Una sesión de espiritismo
-¿Ser un adulto es ser un sobreviviente? Parece que ésa es una de las moralejas del libro.
-Como me decía un amigo, a partir de cierta edad todo comienza a ser cómo controlar el daño, el duelo, la pérdida, nuestros traumas, nuestros fantasmas. Lo dijo en inglés y ahí la cosa es más compacta: After thirty five, everything is damage control.
-¿Ser un adolescente es ser un monstruo? Te lo digo porque me acordé en Los vivos y los muertos de las imágenes de anuario que encabezan y cierran cada número del Black Hole, de Charles Burns: fotos de escolares que luego aparecen como fotos de mutantes terriblemente deformadas, pero sin perder la idea de que son retratos.
-Todos tenemos algo de monstruos. Ocurre que con los años aprendemos a disimular, a ocultar nuestras zonas más oscuras. En los niños y en los adolescentes todavía no hay ese refinamiento y los monstruos nadan en la superficie.

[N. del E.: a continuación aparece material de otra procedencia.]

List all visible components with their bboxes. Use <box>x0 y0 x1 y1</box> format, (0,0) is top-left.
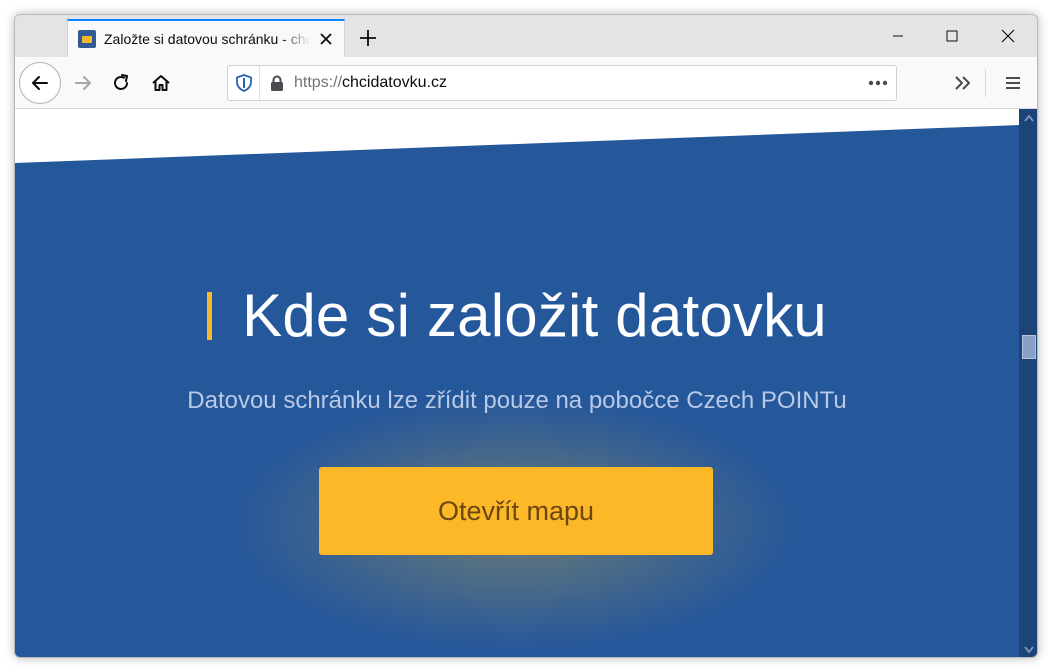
plus-icon <box>360 30 376 46</box>
open-map-button[interactable]: Otevřít mapu <box>319 467 713 555</box>
scroll-up-button[interactable] <box>1019 109 1037 127</box>
hero-heading: Kde si založit datovku <box>15 281 1019 350</box>
forward-button[interactable] <box>65 65 101 101</box>
more-icon <box>868 80 888 86</box>
chevron-down-icon <box>1024 646 1034 654</box>
tab-title: Založte si datovou schránku - chcidatovk… <box>104 31 310 47</box>
reload-icon <box>114 74 128 90</box>
url-scheme: https:// <box>294 74 343 91</box>
address-bar[interactable]: https://chcidatovku.cz <box>227 65 897 101</box>
menu-icon <box>1006 77 1020 89</box>
tracking-protection-button[interactable] <box>228 66 260 100</box>
window-close-button[interactable] <box>985 21 1031 51</box>
scrollbar-thumb[interactable] <box>1022 335 1036 359</box>
app-menu-button[interactable] <box>995 65 1031 101</box>
close-icon <box>320 33 332 45</box>
url-host: chcidatovku.cz <box>342 74 447 91</box>
page-title: Kde si založit datovku <box>242 282 827 349</box>
reload-button[interactable] <box>103 65 139 101</box>
overflow-menu-button[interactable] <box>945 65 981 101</box>
site-info-button[interactable] <box>260 66 294 100</box>
heading-accent-bar <box>207 291 213 340</box>
home-icon <box>152 75 170 91</box>
chevrons-right-icon <box>955 76 970 90</box>
new-tab-button[interactable] <box>353 23 383 53</box>
tab-active[interactable]: Založte si datovou schránku - chcidatovk… <box>67 19 345 57</box>
maximize-button[interactable] <box>929 21 975 51</box>
hero-subtitle: Datovou schránku lze zřídit pouze na pob… <box>187 387 847 414</box>
arrow-right-icon <box>75 76 91 90</box>
home-button[interactable] <box>143 65 179 101</box>
close-tab-button[interactable] <box>316 29 336 49</box>
scroll-down-button[interactable] <box>1019 641 1037 657</box>
chevron-up-icon <box>1024 114 1034 122</box>
page-content: Kde si založit datovku Datovou schránku … <box>15 109 1019 657</box>
close-icon <box>1001 29 1015 43</box>
browser-window: Založte si datovou schránku - chcidatovk… <box>14 14 1038 658</box>
minimize-button[interactable] <box>875 21 921 51</box>
shield-icon <box>235 74 252 92</box>
datovka-favicon-icon <box>78 30 96 48</box>
maximize-icon <box>946 30 958 42</box>
vertical-scrollbar[interactable] <box>1019 109 1037 657</box>
minimize-icon <box>893 35 903 37</box>
url-text[interactable]: https://chcidatovku.cz <box>294 74 860 92</box>
arrow-left-icon <box>32 76 48 90</box>
toolbar-separator <box>985 69 986 97</box>
back-button[interactable] <box>19 62 61 104</box>
navigation-toolbar: https://chcidatovku.cz <box>15 57 1037 109</box>
tab-strip: Založte si datovou schránku - chcidatovk… <box>15 15 1037 57</box>
page-actions-button[interactable] <box>860 66 896 100</box>
lock-icon <box>271 75 283 91</box>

-" 'Estamos viviendo en una novela de Stephen King'. No, las muertes en las novelas de Stephen King, incluso las más macabras, forman parte de una trama con sentido". Para mí ese fragmento representa ciertas cosas fundamentales de tu relato. ¿Podrías explayarte un poco sobre él?
-Mis lecturas más impactantes de la adolescencia temprana fueron de literatura policial. Me formé creyendo en Dupin y Holmes: la razón podía ser capaz de dar coherencia al caos, resolver los crímenes, hacer que la verdad triunfe. Ése era un posible modelo para "Los vivos…", un policial en que el detective soluciona el caso y el asesino termina en la cárcel. Pero esa versión no me funcionó porque al escribir descubrí que no creía en la infalibilidad de la razón. Se me ocurrió que parte de la desesperación de los personajes consistía en su búsqueda fracasada por entender lo que ocurría, en darle orden al desorden. Así que la forma de la novela es su mismo fondo: hay trama, pero no una explicación coherente que permita entender todo lo sucedido.

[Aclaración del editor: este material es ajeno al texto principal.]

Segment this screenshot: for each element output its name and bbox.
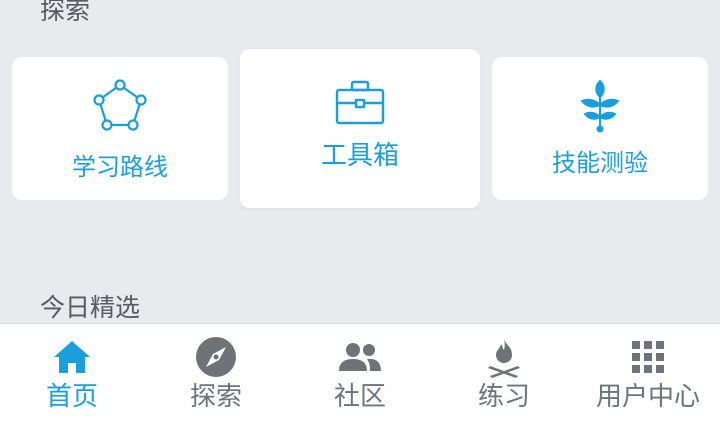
briefcase-icon (335, 79, 385, 125)
tab-home-label: 首页 (45, 382, 98, 412)
home-icon (52, 336, 92, 378)
toolbox-label: 工具箱 (320, 141, 399, 171)
learning-path-label: 学习路线 (72, 153, 168, 181)
skill-test-label: 技能测验 (552, 149, 648, 177)
section-title-todays-picks: 今日精选 (40, 293, 141, 322)
section-title-explore: 探索 (40, 0, 91, 25)
people-icon (337, 336, 383, 378)
tab-practice[interactable]: 练习 (432, 324, 576, 424)
tab-community[interactable]: 社区 (288, 324, 432, 424)
pentagon-network-icon (91, 79, 149, 137)
tab-explore[interactable]: 探索 (144, 324, 288, 424)
toolbox-card[interactable]: 工具箱 (240, 49, 480, 208)
tab-practice-label: 练习 (477, 382, 530, 412)
tab-user-center-label: 用户中心 (595, 382, 700, 412)
tab-explore-label: 探索 (189, 382, 242, 412)
campfire-icon (483, 336, 525, 378)
tab-user-center[interactable]: 用户中心 (576, 324, 720, 424)
sprout-icon (578, 77, 622, 135)
compass-icon (195, 336, 237, 378)
skill-test-card[interactable]: 技能测验 (492, 57, 708, 200)
bottom-tab-bar: 首页 探索 社区 练习 用户中心 (0, 323, 720, 424)
grid-icon (631, 336, 665, 378)
tab-community-label: 社区 (333, 382, 386, 412)
tab-home[interactable]: 首页 (0, 324, 144, 424)
learning-path-card[interactable]: 学习路线 (12, 57, 228, 200)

-Nabokov hizo clases en Cornell, al igual que tú. ¿Qué diablos tiene esa universidad? ¿Hay una puerta al infierno como la que había en el pueblo en que vivía Buffy? El viejo tío Vladimir armó ahí Lolita y en ese mismo lugar tú escribes algo como Los vivos y los muertos. La verdad es que no son miradas muy halagadoras sobre la realidad norteamericana.
-Ithaca tiene unos inviernos muy largos y deprimentes, inviernos de cinco meses, en los que oscurece a las cuatro de la tarde. Uno siente a veces que la nieve lo entierra a uno, que uno está siendo enterrado en vida. Digamos que la metáfora central de la novela debe entenderse de manera muy literal. Más allá de la historia, yo quería captar esa sensación que uno tiene a veces en Ithaca, eso de no saber quiénes son los que están de veras vivos y quiénes los verdaderos muertos. Quería que eso se sintiera emocionalmente, de manera visceral. Parte de la novela es una sesión de espiritismo. El diálogo continuo entre los vivos y los muertos, la forma que tenemos de lidiar con los que ya no están con nosotros y que puede que estén más vivos que muchos que parecen vivos a nuestro alrededor. Ithaca es un lugar ideal para esas sesiones de espiritismo.
* Escritor y profesor de literatura.